Da mesma forma, existe a possibilidade de que situações da infância influenciem no quadro. “Através de evidências de acompanhamento clínico, vemos que vínculos fragilizados com os pais ou cuidadores, violência doméstica ou agressão e a ausência de suporte emocional para lidar o estresse na infância são fatores que, apesar de não serem determinantes, se repetem para crianças com mitomania”, conta Luana.
As mentiras da criança mitomaníaca
O que entendemos como fantasia na infância, que acontece por volta dos 4 anos, pode se confundir com as mentiras de fato. “A diferença é que, na fantasia, existe uma mistura da realidade inconsciente, já na mentira, a criança sabe que não é verdadeiro”, pontua Roberta.
Ela pode buscar mais atenção, prestígio, se esquivar de uma situação de estresse ou até mesmo viver uma realidade fictícia. O falseamento vai se dando de modo cada vez mais compulsivo e consciente. “São utilizadas mentiras para encobrir mentiras anteriores, o que gera o efeito ‘bola de neve’”, explica Luana.
A realidade vai sendo adulterada cada vez mais e de modo mais intenso. Quando questionada, a criança tende a tentar falsear ainda mais. “É um movimento causado por sofrimento psíquico. Ela tem uma necessidade de se defender do real e não encontra ferramentas emocionais para confrontar e suportar sua realidade”, afirma a psicanalista. Se muito praticado o ato da inverdade, é possível que se criem barreiras cognitivas para contar a verdade, acrescenta Roberta.
O papel dos pais
O processo de aprendizado para a criança sair do padrão repetitivo da mitomania pode levar algum tempo. É necessário paciência e atenção dos pais e cuidadores. Os responsáveis precisam conhecer o filho, construir um vínculo de confiança para identificar as razões que o fizeram optar por mentir.
A saída é sentar e conversar sempre com a criança. Explicar a situação de uma forma não agressiva, em uma linguagem que possa ser entendida. Sobretudo, desmascarando, carinhosamente, a realidade inventada pelo pequeno. “Se o comportamento persistir, é importante procurar um profissional da saúde mental para tratamento”, alerta o neurocirurgião.
Diagnóstico e tratamento para mitomania
O diagnóstico de mitomania é feito por uma avaliação médica especializada em psiquiatria ou neurologia infantil. “Vamos identificar e excluir outros diagnósticos diferenciais ou comorbidades associadas”, pontua Luana.

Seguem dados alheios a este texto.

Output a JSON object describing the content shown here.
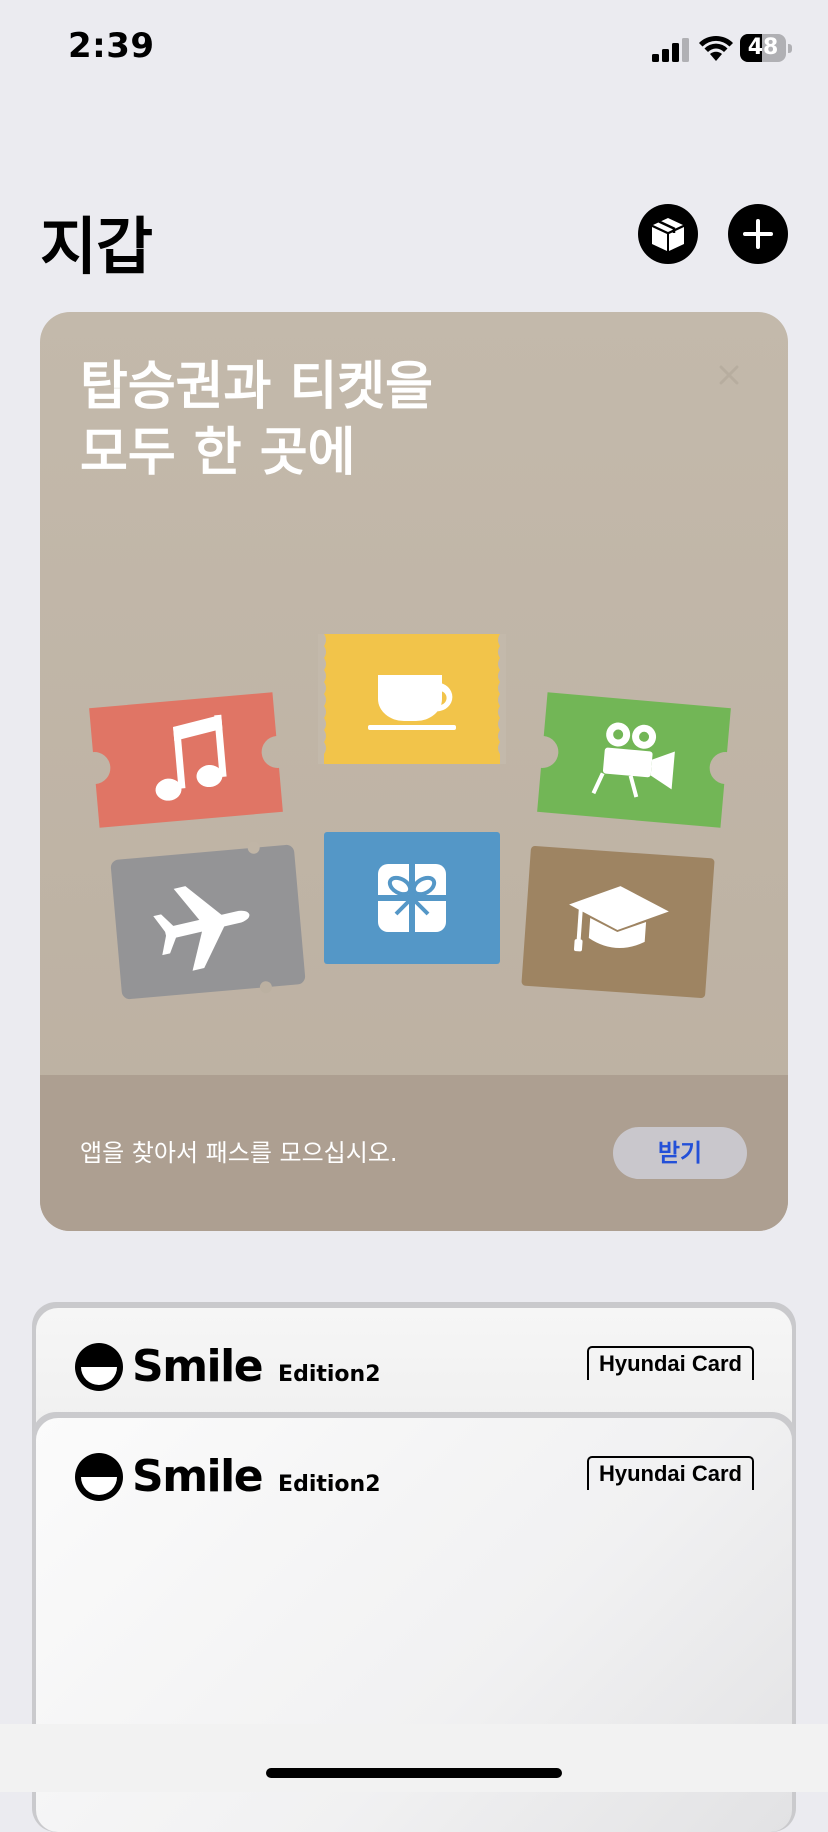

Há tratamento para o transtorno. Com ajuda da psicoterapia e, à medida que a criança for ficando mais velha, ela perceberá que o falseamento pode distanciá-la de verdadeiros elos de amizade e relacionamentos satisfatórios. O acompanhamento psicoterápico, através da terapia cognitivo-comportamental, auxiliará o pequeno a falar sobre a realidade que tenta camuflar ou escapar.
A mitomania deve ser tratada na infância
Se não for acompanhado na infância, o transtorno pode trazer sofrimento psíquico. “Assim como prejuízo nas relações interpessoais do adulto”, complementa Roberta. Segundo Luana, a pessoa com mitomania não mente por má índole. “É uma dificuldade emocional do sujeito, um tormento psicológico real e diferente daqueles que enganam ou realizam golpes”, acrescenta.
A pessoa pode acabar se isolando, ou ser isolado pelos membros de família e da comunidade. “O afastamento é resultado da recusa e dificuldade para confrontar os fatos”, completa Luana. Seria preciso uma abordagem persistente para entender o porquê do comportamento recorrente.